Results for the inhomogeneous Hawkes model

Once again, I fit the estimator to selected times series from within the Youtube data set, withholding for the moment concrete hypotheses, and I reporti the estimates.

My limits in this section are sharper. My algorithm is far more computationally intensive, and my code far less highly optimized, than pyhawkes. I will thus, in an exploratory mode, fit parameters to small subsets to validate that this idea in fact gets us somewhere, and see what further directions are supported for this kind of analysis.

Single time series detailed analysis

Turning to specific examples, I recall the time series id '-2IXE5DcWzg', Valentin Elizalde, Volvere a amar. The question I posed at the start was whether his biographer's hypothesized milestone was the cause of the spike in the data. Did this singer get more views on Youtube because of Billboard magazine listing him, or did Billboard magazine list him because of his surging popularity? Until this moment we've had no tools that could even hint at the answer to this kind of question.

I fit the inhomogeneous estimator to the data. Using AICc, I select the fit with penalty \(\pi=0.466\), corresponding to \(\hat{mu}=5.59,\, \hat{eta}=0.963,\, \hat{kappa} = 0.186\).

Exemplary time series

View-rate estimate \(\hat{\lambda}_{\mathrm simple}(t)\), for time series Valentin Elizalde, Volvere a amar

Graphing the estimated background intensity, I find that the model does estimate an increased intensity at around the start of that surge in interest. However, the date it suggests is 2007-02-21, substantially before the Billboard on listing 2007-03-3. This model suggests we need to look elsewhere to find an exogenous trigger.

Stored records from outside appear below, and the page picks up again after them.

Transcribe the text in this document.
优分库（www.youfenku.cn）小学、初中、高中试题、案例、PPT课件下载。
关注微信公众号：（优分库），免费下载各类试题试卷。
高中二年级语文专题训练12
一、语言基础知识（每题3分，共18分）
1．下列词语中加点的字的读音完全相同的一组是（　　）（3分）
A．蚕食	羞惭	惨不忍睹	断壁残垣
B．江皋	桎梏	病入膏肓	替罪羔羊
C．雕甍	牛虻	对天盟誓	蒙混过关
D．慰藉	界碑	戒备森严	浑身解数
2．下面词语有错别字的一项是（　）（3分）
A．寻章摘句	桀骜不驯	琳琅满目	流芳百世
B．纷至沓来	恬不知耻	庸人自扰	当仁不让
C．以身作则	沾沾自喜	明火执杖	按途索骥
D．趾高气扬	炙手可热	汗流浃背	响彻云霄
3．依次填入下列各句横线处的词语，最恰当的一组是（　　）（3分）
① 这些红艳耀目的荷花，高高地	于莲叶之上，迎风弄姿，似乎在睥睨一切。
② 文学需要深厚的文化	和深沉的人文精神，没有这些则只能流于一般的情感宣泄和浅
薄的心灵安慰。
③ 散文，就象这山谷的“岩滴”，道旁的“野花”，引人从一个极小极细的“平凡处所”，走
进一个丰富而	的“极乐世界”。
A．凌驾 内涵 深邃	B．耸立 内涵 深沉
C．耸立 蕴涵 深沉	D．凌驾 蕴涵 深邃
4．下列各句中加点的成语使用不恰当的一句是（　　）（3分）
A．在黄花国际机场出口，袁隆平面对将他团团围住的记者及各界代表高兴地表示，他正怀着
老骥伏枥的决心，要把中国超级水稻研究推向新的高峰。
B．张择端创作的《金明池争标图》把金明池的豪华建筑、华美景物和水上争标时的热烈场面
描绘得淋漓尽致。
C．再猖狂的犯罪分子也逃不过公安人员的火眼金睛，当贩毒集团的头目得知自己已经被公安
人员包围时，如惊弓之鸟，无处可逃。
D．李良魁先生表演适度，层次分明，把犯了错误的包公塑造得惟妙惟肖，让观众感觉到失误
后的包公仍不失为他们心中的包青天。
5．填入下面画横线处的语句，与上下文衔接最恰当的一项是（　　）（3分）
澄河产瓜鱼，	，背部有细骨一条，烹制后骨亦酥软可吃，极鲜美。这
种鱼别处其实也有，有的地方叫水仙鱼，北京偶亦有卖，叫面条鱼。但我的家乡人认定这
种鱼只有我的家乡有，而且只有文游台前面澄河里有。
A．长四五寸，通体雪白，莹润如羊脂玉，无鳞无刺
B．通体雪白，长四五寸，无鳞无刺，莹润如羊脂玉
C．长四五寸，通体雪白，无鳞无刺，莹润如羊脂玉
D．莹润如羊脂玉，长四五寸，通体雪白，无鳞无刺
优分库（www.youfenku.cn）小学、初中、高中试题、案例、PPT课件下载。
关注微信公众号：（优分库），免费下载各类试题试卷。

At the same time, it suggests that the singer was highly viral, with an endogenous

Aggregate analysis

Turning to bulk analysis, I try to fit as many models as possible.

The price of my improvements in the estimator is a high computational burden. Running the software estimator through the random list of time series, I find that I have only estimated parameters for constructs 913 models before.

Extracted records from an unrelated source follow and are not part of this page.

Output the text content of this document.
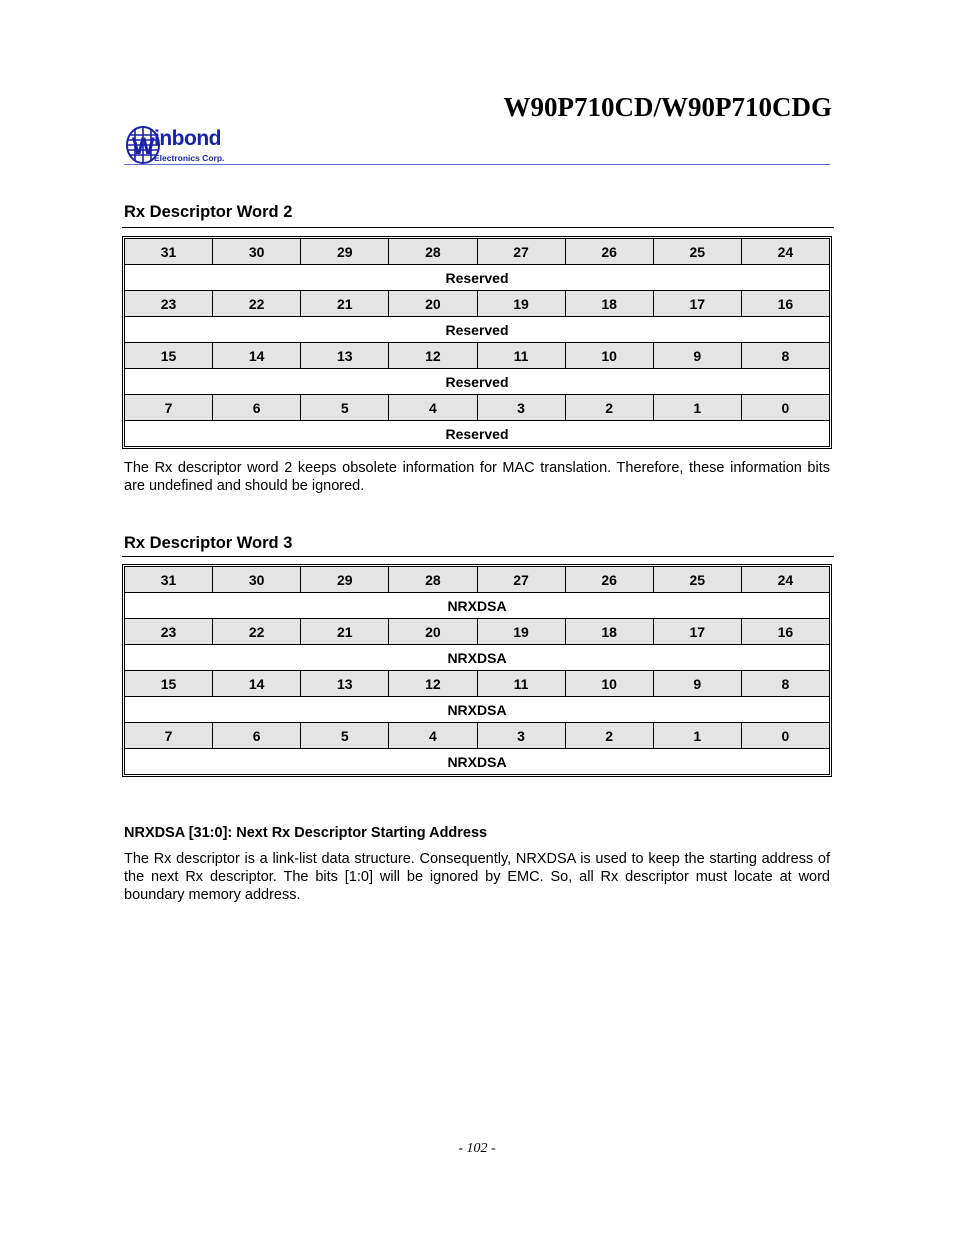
W90P710CD/W90P710CDG
W inbond
Electronics Corp.
Rx Descriptor Word 2
31	30	29	28	27	26	25	24
Reserved							
23	22	21	20	19	18	17	16
Reserved							
15	14	13	12	11	10	9	8
Reserved							
7	6	5	4	3	2	1	0
Reserved							
The Rx descriptor word 2 keeps obsolete information for MAC translation. Therefore, these information bits are undefined and should be ignored.
Rx Descriptor Word 3
31	30	29	28	27	26	25	24
NRXDSA							
23	22	21	20	19	18	17	16
NRXDSA							
15	14	13	12	11	10	9	8
NRXDSA							
7	6	5	4	3	2	1	0
NRXDSA							
NRXDSA [31:0]: Next Rx Descriptor Starting Address
The Rx descriptor is a link-list data structure. Consequently, NRXDSA is used to keep the starting address of the next Rx descriptor. The bits [1:0] will be ignored by EMC. So, all Rx descriptor must locate at word boundary memory address.
- 102 -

I give summaries of these here. This is purely informational. I do need to know more about the sampling distribution of the estimator estimates in order to draw strong conclusions about population properties, even before I consider how to address the various other difficulties with the data.

Branching ratio estimates

Branching ratio estimates for the inhomogeneous estimator

Time scale estimates

Kernel delay estimates for the inhomogeneous estimator. I show the median here for consistence with analysis of the homogeneous estimator.

Despite the significant of the differences considering background rate makes on selected time series, over the ensemble my innovations turn out to make little different to the sampling distribution of randomly chosen series from the data. What is happening here?

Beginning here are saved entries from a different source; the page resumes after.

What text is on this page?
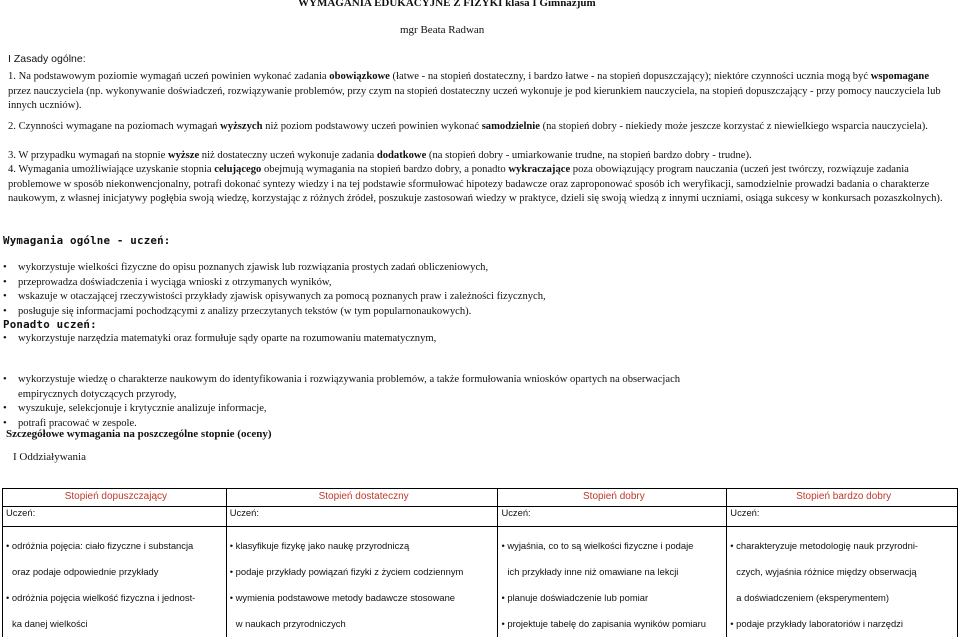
WYMAGANIA EDUKACYJNE Z FIZYKI klasa I Gimnazjum
mgr Beata Radwan
I Zasady ogólne:
1. Na podstawowym poziomie wymagań uczeń powinien wykonać zadania obowiązkowe (łatwe - na stopień dostateczny, i bardzo łatwe - na stopień dopuszczający); niektóre czynności ucznia mogą być wspomagane przez nauczyciela (np. wykonywanie doświadczeń, rozwiązywanie problemów, przy czym na stopień dostateczny uczeń wykonuje je pod kierunkiem nauczyciela, na stopień dopuszczający - przy pomocy nauczyciela lub innych uczniów).
2. Czynności wymagane na poziomach wymagań wyższych niż poziom podstawowy uczeń powinien wykonać samodzielnie (na stopień dobry - niekiedy może jeszcze korzystać z niewielkiego wsparcia nauczyciela).
3. W przypadku wymagań na stopnie wyższe niż dostateczny uczeń wykonuje zadania dodatkowe (na stopień dobry - umiarkowanie trudne, na stopień bardzo dobry - trudne).
4. Wymagania umożliwiające uzyskanie stopnia celującego obejmują wymagania na stopień bardzo dobry, a ponadto wykraczające poza obowiązujący program nauczania (uczeń jest twórczy, rozwiązuje zadania problemowe w sposób niekonwencjonalny, potrafi dokonać syntezy wiedzy i na tej podstawie sformułować hipotezy badawcze oraz zaproponować sposób ich weryfikacji, samodzielnie prowadzi badania o charakterze naukowym, z własnej inicjatywy pogłębia swoją wiedzę, korzystając z różnych źródeł, poszukuje zastosowań wiedzy w praktyce, dzieli się swoją wiedzą z innymi uczniami, osiąga sukcesy w konkursach pozaszkolnych).
Wymagania ogólne - uczeń:
• wykorzystuje wielkości fizyczne do opisu poznanych zjawisk lub rozwiązania prostych zadań obliczeniowych,
• przeprowadza doświadczenia i wyciąga wnioski z otrzymanych wyników,
• wskazuje w otaczającej rzeczywistości przykłady zjawisk opisywanych za pomocą poznanych praw i zależności fizycznych,
• posługuje się informacjami pochodzącymi z analizy przeczytanych tekstów (w tym popularnonaukowych).
Ponadto uczeń:
• wykorzystuje narzędzia matematyki oraz formułuje sądy oparte na rozumowaniu matematycznym,
• wykorzystuje wiedzę o charakterze naukowym do identyfikowania i rozwiązywania problemów, a także formułowania wniosków opartych na obserwacjach empirycznych dotyczących przyrody,
• wyszukuje, selekcjonuje i krytycznie analizuje informacje,
• potrafi pracować w zespole.
Szczegółowe wymagania na poszczególne stopnie (oceny)
I Oddziaływania
Stopień dopuszczający	Stopień dostateczny	Stopień dobry	Stopień bardzo dobry
Uczeń:	Uczeń:	Uczeń:	Uczeń:

• odróżnia pojęcia: ciało fizyczne i substancja
oraz podaje odpowiednie przykłady
• odróżnia pojęcia wielkość fizyczna i jednost-
ka danej wielkości	• klasyfikuje fizykę jako naukę przyrodniczą
• podaje przykłady powiązań fizyki z życiem codziennym
• wymienia podstawowe metody badawcze stosowane
w naukach przyrodniczych	• wyjaśnia, co to są wielkości fizyczne i podaje
ich przykłady inne niż omawiane na lekcji
• planuje doświadczenie lub pomiar
• projektuje tabelę do zapisania wyników pomiaru	• charakteryzuje metodologię nauk przyrodni-
czych, wyjaśnia różnice między obserwacją
a doświadczeniem (eksperymentem)
• podaje przykłady laboratoriów i narzędzi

We have a couple of possibilities. Firstly, that the problematic "lead balloon", and "spiky" time series I have chosen to test the estimator are not significant considered on the scale of the population. Or we might be missing other significant types of inhomogeneity, such as slowly varying fluctuations. It could be that the this random sampling is not representative of the population qualities.

Certainly, there is more to do.

We might consider constraining our search space, by hypothesizing that the influence kernel of these videos has universal decay time, so that we could exploit the huge amount of data available; Once we are only estimating the background rate and branching ratio but not all the other parameters anew for each individual time series we can exploit the data more effectively.

The most logical next step, however, would be to set the estimator running on a database of the most problematic sets of time series in the database, and then, while the computing cluster is humming away, get out a pencil and derive a new goodness-of-fit test for the model.